Cancer deaths in the United States have decreased over the last two decades primarily due to the effectiveness of screening procedures. These procedures detect cancer at its earliest stages, allowing for cancer treatments that are curative or more effective in cancer control when started early in the disease progression. 

The recent coronavirus pandemic has prevented patients from undergoing much needed screenings and hindered access to these procedures that could result in late-stage presentations and cancer death.

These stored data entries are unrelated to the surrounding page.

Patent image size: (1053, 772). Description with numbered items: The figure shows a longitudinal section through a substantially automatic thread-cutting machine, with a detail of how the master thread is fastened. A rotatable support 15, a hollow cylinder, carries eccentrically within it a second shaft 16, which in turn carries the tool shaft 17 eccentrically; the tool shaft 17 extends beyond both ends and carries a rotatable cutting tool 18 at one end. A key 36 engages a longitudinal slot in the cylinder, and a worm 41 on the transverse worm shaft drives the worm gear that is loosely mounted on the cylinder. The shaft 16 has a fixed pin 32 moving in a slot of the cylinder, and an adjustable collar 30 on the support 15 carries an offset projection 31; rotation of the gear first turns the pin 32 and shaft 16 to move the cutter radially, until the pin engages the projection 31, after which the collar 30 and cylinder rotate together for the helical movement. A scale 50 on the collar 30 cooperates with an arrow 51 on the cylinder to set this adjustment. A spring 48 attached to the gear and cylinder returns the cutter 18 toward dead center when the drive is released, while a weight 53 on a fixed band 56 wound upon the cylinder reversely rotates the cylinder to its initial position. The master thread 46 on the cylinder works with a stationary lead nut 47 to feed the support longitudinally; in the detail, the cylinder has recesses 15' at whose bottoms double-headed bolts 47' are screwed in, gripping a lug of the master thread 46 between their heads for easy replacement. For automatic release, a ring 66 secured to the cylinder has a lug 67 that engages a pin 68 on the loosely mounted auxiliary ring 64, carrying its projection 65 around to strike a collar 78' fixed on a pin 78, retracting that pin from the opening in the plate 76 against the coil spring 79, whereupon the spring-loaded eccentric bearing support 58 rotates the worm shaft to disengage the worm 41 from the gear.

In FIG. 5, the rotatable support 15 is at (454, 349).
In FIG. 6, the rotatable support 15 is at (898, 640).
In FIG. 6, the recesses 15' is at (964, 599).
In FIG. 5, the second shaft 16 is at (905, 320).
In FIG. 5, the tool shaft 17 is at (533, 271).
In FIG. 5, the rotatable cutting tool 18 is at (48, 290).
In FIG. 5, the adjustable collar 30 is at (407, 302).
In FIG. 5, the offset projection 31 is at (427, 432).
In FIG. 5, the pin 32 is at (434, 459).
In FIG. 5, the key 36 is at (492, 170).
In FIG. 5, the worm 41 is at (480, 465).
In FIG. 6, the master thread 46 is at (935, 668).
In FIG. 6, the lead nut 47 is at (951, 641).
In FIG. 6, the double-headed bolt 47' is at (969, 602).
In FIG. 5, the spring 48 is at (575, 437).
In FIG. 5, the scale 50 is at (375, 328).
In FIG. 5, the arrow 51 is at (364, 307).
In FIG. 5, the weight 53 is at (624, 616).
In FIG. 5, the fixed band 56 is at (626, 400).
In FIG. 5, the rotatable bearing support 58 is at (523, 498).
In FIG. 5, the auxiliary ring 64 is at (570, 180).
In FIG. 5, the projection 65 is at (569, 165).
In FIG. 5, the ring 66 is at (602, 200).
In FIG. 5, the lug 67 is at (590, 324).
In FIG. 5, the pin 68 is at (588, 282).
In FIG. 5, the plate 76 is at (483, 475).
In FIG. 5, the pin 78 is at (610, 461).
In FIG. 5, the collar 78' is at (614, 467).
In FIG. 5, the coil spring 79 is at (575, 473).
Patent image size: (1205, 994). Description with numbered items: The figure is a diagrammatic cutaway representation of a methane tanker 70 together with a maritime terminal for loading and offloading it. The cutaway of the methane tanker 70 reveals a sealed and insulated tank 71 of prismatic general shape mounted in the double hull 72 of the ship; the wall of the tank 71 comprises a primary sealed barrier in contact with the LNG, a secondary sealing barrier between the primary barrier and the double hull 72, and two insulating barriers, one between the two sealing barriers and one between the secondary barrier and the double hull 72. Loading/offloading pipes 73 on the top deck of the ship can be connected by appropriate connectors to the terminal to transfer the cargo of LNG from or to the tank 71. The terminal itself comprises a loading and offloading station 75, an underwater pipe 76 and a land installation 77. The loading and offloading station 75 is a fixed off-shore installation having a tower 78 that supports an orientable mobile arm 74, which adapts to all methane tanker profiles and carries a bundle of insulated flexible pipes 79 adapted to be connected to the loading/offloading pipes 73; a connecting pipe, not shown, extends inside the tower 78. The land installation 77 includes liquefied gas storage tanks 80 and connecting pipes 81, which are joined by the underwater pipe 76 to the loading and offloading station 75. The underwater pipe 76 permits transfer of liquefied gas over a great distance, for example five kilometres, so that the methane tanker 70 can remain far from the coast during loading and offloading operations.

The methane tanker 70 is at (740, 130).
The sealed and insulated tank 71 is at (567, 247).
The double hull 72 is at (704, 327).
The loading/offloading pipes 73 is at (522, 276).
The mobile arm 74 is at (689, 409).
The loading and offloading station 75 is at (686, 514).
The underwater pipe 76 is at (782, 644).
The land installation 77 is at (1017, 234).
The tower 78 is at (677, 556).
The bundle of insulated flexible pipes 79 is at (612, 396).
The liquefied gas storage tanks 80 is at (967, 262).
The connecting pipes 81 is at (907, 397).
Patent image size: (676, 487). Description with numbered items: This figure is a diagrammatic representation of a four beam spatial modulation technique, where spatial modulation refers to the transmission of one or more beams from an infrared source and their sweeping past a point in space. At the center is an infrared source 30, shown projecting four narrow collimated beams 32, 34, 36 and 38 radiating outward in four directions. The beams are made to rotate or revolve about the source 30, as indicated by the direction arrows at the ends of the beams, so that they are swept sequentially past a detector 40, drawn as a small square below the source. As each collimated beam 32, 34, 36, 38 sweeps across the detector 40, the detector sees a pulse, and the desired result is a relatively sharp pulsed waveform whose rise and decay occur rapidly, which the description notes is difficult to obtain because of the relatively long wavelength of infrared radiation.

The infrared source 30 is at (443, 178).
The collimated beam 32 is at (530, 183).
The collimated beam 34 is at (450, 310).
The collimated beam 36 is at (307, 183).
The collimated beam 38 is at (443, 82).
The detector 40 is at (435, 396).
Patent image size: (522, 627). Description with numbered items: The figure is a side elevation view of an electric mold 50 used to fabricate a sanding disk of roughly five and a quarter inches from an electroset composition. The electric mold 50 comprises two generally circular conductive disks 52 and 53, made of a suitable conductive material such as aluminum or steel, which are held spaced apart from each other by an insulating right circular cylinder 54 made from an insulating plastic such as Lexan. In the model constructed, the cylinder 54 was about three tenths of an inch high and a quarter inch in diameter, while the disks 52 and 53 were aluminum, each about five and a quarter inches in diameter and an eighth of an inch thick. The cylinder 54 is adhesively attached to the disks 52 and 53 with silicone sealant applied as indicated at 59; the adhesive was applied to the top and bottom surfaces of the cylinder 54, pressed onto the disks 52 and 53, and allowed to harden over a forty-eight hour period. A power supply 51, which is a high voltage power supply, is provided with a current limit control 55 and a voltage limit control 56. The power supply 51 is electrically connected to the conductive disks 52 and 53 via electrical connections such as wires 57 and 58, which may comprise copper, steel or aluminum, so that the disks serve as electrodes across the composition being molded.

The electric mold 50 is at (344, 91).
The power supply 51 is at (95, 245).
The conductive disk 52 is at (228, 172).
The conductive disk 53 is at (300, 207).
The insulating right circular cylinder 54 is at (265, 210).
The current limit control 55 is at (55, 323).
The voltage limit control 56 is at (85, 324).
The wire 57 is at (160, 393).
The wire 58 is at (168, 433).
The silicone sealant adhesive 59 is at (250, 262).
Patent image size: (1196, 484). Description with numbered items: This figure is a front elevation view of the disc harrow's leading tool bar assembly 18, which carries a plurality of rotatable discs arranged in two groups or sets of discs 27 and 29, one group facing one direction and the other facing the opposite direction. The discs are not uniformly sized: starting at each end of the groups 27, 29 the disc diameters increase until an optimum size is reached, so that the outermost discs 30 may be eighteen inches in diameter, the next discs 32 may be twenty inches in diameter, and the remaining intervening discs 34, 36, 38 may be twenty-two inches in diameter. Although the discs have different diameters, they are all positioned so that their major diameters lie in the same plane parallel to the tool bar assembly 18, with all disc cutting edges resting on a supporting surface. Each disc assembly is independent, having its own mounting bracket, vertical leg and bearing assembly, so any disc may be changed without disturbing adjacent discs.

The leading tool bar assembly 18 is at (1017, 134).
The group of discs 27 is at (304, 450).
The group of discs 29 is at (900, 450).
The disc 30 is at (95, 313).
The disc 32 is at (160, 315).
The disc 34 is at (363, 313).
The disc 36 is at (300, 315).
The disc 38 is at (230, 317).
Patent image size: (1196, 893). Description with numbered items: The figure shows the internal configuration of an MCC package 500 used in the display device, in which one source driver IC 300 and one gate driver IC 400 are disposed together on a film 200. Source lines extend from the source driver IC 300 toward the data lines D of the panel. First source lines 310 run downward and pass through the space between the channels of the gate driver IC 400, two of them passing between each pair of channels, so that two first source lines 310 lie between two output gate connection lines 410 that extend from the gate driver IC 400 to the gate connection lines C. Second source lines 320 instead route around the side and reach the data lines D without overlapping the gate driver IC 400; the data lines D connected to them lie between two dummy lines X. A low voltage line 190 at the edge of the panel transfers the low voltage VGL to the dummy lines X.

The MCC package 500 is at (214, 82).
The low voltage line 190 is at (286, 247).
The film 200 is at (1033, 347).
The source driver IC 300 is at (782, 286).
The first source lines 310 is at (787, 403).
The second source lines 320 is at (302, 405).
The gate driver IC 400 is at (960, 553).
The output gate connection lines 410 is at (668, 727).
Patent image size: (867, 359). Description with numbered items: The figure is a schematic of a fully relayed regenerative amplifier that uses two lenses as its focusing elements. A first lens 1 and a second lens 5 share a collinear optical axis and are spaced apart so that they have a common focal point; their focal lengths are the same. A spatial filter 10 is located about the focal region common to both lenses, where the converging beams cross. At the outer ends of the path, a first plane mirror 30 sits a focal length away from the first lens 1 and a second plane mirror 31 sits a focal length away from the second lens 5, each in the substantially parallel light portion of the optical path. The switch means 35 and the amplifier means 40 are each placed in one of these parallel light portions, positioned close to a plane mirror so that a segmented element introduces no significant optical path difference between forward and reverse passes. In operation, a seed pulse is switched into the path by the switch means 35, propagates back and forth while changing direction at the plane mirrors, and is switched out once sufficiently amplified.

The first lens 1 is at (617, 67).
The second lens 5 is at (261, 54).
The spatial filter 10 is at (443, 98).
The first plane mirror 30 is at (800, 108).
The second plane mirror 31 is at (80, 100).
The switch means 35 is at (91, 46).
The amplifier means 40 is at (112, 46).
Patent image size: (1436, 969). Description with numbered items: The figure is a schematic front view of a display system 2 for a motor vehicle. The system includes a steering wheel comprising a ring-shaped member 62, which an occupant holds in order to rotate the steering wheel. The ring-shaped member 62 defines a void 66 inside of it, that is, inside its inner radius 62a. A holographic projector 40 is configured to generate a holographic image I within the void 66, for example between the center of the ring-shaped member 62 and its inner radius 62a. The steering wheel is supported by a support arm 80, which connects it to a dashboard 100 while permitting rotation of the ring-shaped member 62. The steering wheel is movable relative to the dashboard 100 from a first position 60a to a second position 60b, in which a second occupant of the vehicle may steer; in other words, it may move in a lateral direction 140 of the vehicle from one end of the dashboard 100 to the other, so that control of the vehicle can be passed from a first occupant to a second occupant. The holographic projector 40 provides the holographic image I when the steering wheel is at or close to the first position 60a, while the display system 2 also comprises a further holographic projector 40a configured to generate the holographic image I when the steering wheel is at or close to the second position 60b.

“We urge patients to continue to undergo age-appropriate cancer screenings and reach out to their health care providers regarding options,” said Monica Baskin, Ph.D., professor in UAB’s Division of Preventive Medicine and associate director for the O'Neal Cancer Center’s Office for Outreach & Engagement. “The risk of missing cancer treatments or medical appointments must rightfully be weighed against the need to protect against potential COVID-19 exposure. These are discussions that patients should have directly with their health care provider to receive individual guidance.”